What books do girls enjoy hearing their teachers read to them?
What do boys like to read?
What books do boys enjoy being read to by their teachers?
Do the types of books parents and teachers read aloud influence a child's decision to read the book independently?

These are serious questions that have a direct impact on reading competence in school children.

This may be especially so among children... 

who don't like to read

because of their personal struggles with learning to read. 

 

Parents of kindergarten children have an equal stake in the answers to these questions.

 

Books that are read aloud, in class, are in demand by students in those classes. Any elementary school teacher will tell you that.

Reading aloud to children has been shown to be one of the strongest motivators for independent reading.

Books that end a chapter on a note of expectancy are particularly appealing. They create a level of interest sufficient for the children to beg, "Please, please, teacher, read the next chapter!"

Very often, books being read to a classroom of children are in demand...

even before the last page is read!

Most often, the demand from girls, for these books, outstrips that of boys.

Why?

Teachers tend to read favored books that were read to them in elementary school. And...since more teachers at that level are female, their read-aloud choices are influenced, in large measure, by gender.

Who, among adults, buys fiction sold in bookstores? Data reports in the press indicate, clearly, it is women.

Men, on the other hand, tend to buy more books on information.

What this shows is a general preference within each gender. Of course, men read fiction for pleasure and women read for information, as well.

The selection of books to read aloud to your kindergartener might be made with this information in mind. That is, if this trend prevails at younger ages, as well.

Reading material, considered by boys to be silly, won't motivate them to read the book "on their own," even in kindergarten.

Might that affect beginning readers at the readiness stage?
Would boys become more willing readers if the subject matter included their preferences?
Would they struggle less with learning to read?
Would they embrace reading to learn when they get to 4th grade?
What we read to children might really matter!
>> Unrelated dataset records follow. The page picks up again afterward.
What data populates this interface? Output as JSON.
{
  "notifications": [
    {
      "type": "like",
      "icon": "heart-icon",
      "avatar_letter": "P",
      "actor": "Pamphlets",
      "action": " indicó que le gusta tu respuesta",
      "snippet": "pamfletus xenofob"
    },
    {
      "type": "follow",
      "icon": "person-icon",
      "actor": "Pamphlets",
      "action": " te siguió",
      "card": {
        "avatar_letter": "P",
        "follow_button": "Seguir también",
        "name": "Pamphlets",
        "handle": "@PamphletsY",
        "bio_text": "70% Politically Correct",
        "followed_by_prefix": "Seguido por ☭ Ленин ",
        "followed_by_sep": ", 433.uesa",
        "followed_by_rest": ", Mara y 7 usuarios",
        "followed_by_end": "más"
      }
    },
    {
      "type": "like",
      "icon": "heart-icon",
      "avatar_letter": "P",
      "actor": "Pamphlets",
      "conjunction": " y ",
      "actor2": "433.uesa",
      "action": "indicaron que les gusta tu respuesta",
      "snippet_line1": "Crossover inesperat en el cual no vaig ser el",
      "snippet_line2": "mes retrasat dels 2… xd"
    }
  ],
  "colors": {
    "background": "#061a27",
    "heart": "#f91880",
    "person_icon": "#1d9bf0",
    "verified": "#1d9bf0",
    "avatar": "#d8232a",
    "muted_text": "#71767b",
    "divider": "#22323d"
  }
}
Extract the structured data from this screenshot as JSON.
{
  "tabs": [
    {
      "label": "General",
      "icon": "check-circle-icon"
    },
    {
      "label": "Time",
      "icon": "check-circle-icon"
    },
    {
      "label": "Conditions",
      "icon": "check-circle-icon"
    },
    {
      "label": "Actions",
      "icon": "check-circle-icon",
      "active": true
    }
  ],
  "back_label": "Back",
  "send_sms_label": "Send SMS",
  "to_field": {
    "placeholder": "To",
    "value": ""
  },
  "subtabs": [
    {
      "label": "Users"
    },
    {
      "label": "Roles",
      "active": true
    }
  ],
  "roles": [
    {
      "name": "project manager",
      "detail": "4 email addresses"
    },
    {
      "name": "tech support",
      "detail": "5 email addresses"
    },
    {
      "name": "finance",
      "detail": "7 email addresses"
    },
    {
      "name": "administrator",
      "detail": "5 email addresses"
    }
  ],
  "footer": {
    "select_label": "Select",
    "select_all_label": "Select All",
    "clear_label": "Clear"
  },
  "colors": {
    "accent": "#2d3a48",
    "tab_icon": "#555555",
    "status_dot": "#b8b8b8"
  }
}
Boys are interested in bugs and dinosaurs and things mechanical. They are interested in sports, policemen, and firefighters.They are interested in books that feed them information.

Of course, girls are, too. Their interests are wide and varied. They should hear books other than fiction and fantasy, too. 

However, many more boys are reluctant readers, than girls. Perhaps that statistic can be overcome through reading selection and availability.

Who, in the family, conducts the bedtime reading in your home? Who else but the Moms, by and large?

If your kindergartener is a boy, go to your public library and ask for books that satisfy male preferences. If the library doesn't have an adequate collection, encourage its development. Insist on it!

By no means is the suggestion one that means no fiction for boys or no information for girls. The suggestion is given to increase your awareness of preferences and to act upon it.

 

 

Who knows?

Being read to may motivate your child to become a competent reader!